London councils warn loss of £128 million in growth funding puts 57,000 homes in jeopardy
Funding cut stalls ‘thousands’ of homes
A group of councils have handed the housing minister a detailed breakdown of housing and regeneration projects they claim will stall after the government redirected funding.
The councils wrote to John Healey this week following the announcement last month that £128 million of growth funding would be withdrawn nationally, in order to fund prime minister Gordon Brown’s £1.5 billion new homes pledge.
The North London Strategic Alliance warned that plans for thousands of homes would have to be scaled back. It said the area’s growth plans would have delivered more than 57,000 homes over the next decade.

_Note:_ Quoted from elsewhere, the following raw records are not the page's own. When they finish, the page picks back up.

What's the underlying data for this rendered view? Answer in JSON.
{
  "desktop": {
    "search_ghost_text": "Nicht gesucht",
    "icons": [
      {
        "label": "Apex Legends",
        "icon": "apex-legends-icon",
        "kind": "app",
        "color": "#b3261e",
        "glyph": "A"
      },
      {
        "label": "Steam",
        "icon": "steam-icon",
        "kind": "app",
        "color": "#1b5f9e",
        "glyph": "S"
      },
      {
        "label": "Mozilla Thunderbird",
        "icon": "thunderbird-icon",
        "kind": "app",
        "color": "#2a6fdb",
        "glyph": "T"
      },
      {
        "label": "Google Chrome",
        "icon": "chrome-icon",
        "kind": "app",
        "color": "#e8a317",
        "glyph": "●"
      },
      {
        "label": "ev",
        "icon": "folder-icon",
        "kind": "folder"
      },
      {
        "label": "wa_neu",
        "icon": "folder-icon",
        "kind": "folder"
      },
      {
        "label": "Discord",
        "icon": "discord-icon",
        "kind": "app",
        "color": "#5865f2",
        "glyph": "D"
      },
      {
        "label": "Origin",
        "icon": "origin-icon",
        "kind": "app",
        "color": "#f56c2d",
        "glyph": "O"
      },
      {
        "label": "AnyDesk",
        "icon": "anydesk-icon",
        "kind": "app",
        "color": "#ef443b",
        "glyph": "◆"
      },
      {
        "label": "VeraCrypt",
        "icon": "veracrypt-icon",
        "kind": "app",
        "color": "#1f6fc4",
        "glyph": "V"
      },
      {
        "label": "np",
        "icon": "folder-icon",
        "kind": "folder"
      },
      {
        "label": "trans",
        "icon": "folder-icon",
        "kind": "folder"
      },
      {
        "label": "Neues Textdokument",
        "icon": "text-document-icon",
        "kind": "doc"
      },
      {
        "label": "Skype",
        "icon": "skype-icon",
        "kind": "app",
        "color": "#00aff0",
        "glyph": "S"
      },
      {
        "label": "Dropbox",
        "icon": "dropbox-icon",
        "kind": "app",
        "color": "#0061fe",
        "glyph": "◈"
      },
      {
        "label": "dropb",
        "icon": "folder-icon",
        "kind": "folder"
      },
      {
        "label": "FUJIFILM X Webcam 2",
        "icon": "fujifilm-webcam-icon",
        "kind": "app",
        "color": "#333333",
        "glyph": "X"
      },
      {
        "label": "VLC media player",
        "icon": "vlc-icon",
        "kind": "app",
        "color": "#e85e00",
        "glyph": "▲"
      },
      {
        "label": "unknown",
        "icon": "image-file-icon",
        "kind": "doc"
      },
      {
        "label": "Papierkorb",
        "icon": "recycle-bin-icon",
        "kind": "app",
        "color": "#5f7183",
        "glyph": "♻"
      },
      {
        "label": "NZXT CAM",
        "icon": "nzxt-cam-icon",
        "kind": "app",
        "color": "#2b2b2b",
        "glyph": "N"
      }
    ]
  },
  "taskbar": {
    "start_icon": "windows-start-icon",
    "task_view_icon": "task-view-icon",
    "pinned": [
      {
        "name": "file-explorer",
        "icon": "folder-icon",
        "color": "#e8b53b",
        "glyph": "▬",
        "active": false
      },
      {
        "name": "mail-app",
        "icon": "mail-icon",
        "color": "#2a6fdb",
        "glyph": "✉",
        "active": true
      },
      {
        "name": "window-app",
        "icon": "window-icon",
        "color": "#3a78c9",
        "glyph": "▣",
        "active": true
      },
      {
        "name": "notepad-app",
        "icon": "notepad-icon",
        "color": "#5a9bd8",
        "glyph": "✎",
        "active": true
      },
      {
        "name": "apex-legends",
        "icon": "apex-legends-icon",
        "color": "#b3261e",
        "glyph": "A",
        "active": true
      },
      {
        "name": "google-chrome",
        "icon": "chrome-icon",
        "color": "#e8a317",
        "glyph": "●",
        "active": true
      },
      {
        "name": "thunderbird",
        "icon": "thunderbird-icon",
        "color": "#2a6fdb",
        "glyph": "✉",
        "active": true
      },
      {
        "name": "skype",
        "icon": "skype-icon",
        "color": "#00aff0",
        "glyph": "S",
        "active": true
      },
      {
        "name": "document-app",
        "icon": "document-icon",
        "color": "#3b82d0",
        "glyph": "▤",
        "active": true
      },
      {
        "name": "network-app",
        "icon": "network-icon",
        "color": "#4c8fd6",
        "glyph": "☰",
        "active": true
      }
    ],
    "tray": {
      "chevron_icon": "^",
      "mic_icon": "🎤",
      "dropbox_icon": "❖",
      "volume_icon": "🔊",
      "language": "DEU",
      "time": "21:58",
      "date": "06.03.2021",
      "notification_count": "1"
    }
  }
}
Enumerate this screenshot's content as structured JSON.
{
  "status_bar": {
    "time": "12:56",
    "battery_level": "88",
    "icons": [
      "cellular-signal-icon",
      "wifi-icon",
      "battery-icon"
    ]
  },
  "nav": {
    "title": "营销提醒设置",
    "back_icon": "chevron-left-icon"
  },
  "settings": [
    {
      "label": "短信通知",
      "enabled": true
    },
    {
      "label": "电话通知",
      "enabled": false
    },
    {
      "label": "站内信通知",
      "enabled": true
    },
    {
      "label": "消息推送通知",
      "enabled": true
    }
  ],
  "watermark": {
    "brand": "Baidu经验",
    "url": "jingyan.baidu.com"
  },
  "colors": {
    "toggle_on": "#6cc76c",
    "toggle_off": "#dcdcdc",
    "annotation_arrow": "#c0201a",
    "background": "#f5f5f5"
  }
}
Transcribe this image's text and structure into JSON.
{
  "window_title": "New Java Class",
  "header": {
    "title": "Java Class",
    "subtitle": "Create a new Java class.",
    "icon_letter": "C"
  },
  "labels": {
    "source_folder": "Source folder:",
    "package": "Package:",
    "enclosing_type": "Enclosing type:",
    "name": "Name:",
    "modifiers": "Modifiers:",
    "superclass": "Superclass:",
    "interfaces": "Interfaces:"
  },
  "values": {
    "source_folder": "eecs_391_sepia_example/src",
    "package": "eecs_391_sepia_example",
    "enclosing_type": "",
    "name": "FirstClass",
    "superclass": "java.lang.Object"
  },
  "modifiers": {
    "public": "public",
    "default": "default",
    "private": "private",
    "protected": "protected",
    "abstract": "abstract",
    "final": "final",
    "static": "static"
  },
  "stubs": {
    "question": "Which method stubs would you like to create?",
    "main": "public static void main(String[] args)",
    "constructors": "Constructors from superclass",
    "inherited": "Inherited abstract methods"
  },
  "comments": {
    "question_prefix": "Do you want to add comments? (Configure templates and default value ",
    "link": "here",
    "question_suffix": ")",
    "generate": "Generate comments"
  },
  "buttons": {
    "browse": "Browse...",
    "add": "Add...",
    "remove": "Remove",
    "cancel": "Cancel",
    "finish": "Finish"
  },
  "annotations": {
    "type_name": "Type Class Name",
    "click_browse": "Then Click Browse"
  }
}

The councils added that the nature of the announcement had come as a ‘shock’.
In the letter Mike Rye, leader of Enfield Council and chair of the alliance, accused the government of a ‘lack of consultation’ with the Homes and Communities Agency’s London board before the decision to shift the funding was made.
One source said that the London board only found out about the shift after the announcement had been made.
‘The boroughs have committed significant resources in planning for the effective use of the 2010/11 [growth area funds],’ Mr Rye states in the letter. ‘The major cut means that much of this work is wasted.
The letter lists schemes where it says ‘the reduction in funding will have a significant impact’.
‘Barnet had provisionally allocated £4 million of GAF funding to West Hendon but, combined with delays in HCA funding, the reduction in GAF funding could potentially stall this key project delivering circa 2,000 new homes,’ it states.
‘Also affected will be Barnet’s largest housing regeneration project in Colindale where major transport interchange improvements are required to help unlock a further 6,000 new homes.’
It adds that Haringey had estimated GAF funding for the Tottenham Hale Gyratory regeneration scheme would ‘provide 2,600 additional housing units beyond 2011’.
A spokesperson for the Communities and Local Government department said the £1.5 billion pledge would mean ‘more homes for London’.
‘The proposed changes to the growth fund allocations are subject to consultation and all responses will be considered,’ she added.
Stunted growth
The consequences of reallocation
Barnet
One or more ‘key’ projects to be scaled back. Provisional allocation of £4 million in growth area funding in West Hendon means the reallocation could ‘potentially stall’ a 2,000-home scheme.
Enfield
Cut in GAF allocation will reduce ability to assemble sites ‘directly supporting housing development’.
Hackney
Spending plans that would have supported the development of more than 3,000 new homes are ‘now jeopardised’.
Haringey
Development plan for Tottenham gyratory estimated that securing GAF would ‘provide 2,600 additional housing units’ after 2011.
Islington
Has built successful housing schemes but GAF cuts would make it more difficult for the council to ‘ensure that current and future residents and workers are able to experience a good quality of life’.
Waltham Forest
Blackhorse Lane scheme has capacity for more than 2,000 new homes. Cuts in GAF threatens land assembly for a highway scheme that will ‘severely impact the development pipeline’.